Berbeda dengan model bisnis linier yang memproduksi mulai dari bahan mentah sampai akhirnya dibuang setelah masa pakainya habis, model ekonomi sirkular lebih mengedepankan strategi dan desain agar material tersebut dapat diperbaiki/didaur ulang dan digunakan kembali. Dengan model bisnis ini, baja akan menjadi material yang lebih ramah lingkungan.
Baja sendiri memiliki daya tahan selama 40 sampai 100 tahun, dan bisa lebih panjang jika pemeliharaan rutin dilaksanakan sesuai standar. Liwa mencontohkan, Sydney Harbour Bridge sampai hari ini masih menampung beban lalu lintas kendaraan dan kereta sejak pertama dibuka tahun 1932 dengan total baja sebanyak 53.000 ton yang bisa didaur ulang kapan saja. Sementara di Indonesia sendiri, sampai sekarang masih dijumpai jembatan dan jalur kereta yang masih eksis sejak dibangun berabad-abad lalu.
Dengan melakukan riset, investasi, dan perencanaan yang baik, produsen baja dalam kurun waktu lima dekade terakhir ini sudah menekan drastis jumlah bahan mentah dan energi yang dibutuhkan. Menurut catatan WSA, konsumsi energi turun sebesar 60% per ton untuk memproduksi baja, memungkinkan baja digunakan pada konstruksi panel, turbin angin, dan otomotif dengan kualitas yang sama.

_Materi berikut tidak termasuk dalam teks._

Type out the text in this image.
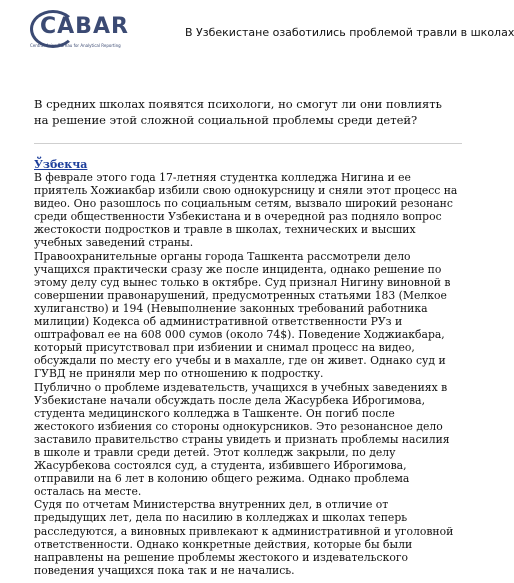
CABAR
Central Asian Bureau for Analytical Reporting
В Узбекистане озаботились проблемой травли в школах
В средних школах появятся психологи, но смогут ли они повлиять на решение этой сложной социальной проблемы среди детей?
Ўзбекча

В феврале этого года 17-летняя студентка колледжа Нигина и ее приятель Хожиакбар избили свою однокурсницу и сняли этот процесс на видео. Оно разошлось по социальным сетям, вызвало широкий резонанс среди общественности Узбекистана и в очередной раз подняло вопрос жестокости подростков и травле в школах, технических и высших учебных заведений страны.

Правоохранительные органы города Ташкента рассмотрели дело учащихся практически сразу же после инцидента, однако решение по этому делу суд вынес только в октябре. Суд признал Нигину виновной в совершении правонарушений, предусмотренных статьями 183 (Мелкое хулиганство) и 194 (Невыполнение законных требований работника милиции) Кодекса об административной ответственности РУз и оштрафовал ее на 608 000 сумов (около 74$). Поведение Ходжиакбара, который присутствовал при избиении и снимал процесс на видео, обсуждали по месту его учебы и в махалле, где он живет. Однако суд и ГУВД не приняли мер по отношению к подростку.

Публично о проблеме издевательств, учащихся в учебных заведениях в Узбекистане начали обсуждать после дела Жасурбека Иброгимова, студента медицинского колледжа в Ташкенте. Он погиб после жестокого избиения со стороны однокурсников. Это резонансное дело заставило правительство страны увидеть и признать проблемы насилия в школе и травли среди детей. Этот колледж закрыли, по делу Жасурбекова состоялся суд, а студента, избившего Иброгимова, отправили на 6 лет в колонию общего режима. Однако проблема осталась на месте.

Судя по отчетам Министерства внутренних дел, в отличие от предыдущих лет, дела по насилию в колледжах и школах теперь расследуются, а виновных привлекают к административной и уголовной ответственности. Однако конкретные действия, которые бы были направлены на решение проблемы жестокого и издевательского поведения учащихся пока так и не начались.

Baja memang termasuk material yang paling sering didaur ulang di dunia baik sebelum dan pasca pemakaian. Lebih dari 650 Mt baja yang didaur ulang setiap tahun termasuk besi tua. WSA sendiri telah memperkenalkan pendekatan metodologi Life Cycle Assessment (LCA), yang di dalamnya terdapat database Life Cycle Inventory (LCI).
LCA bisa menjadi alat pengukur terhadap dampak lingkungan atau kinerja produk pada setiap tahapnya, serta bisa menjadi alat pembanding dengan produk atau jasa lain dengan fungsionalitas yang serupa. Sementara database LCI nantinya akan menjadi tempat pengumpulan data yang mencakup bahan mentah dan fase produksi, termasuk input dan output seperti penggunaan sumber daya dan emisi tanah, udara, dan air dari setiap proses fabrikasi.
Semoga apa yang menjadi visi Gunung Prisma saat ini bisa menjadi pelajaran bagi kita ya, untuk terus punya mimpi dan tujuan agar bermanfaat untuk orang lain. Semoga artikel ini bermanfaat ya!
Sudah satnya, setiap pelaku bisnis dan industri, melakukan hal yang sama seperti yang dilakukan oleh Liwa Supriyanti. Bersahabat dengan alam, adalah cara bijak untuk merawat bumi untuk kita dan generasi berikut.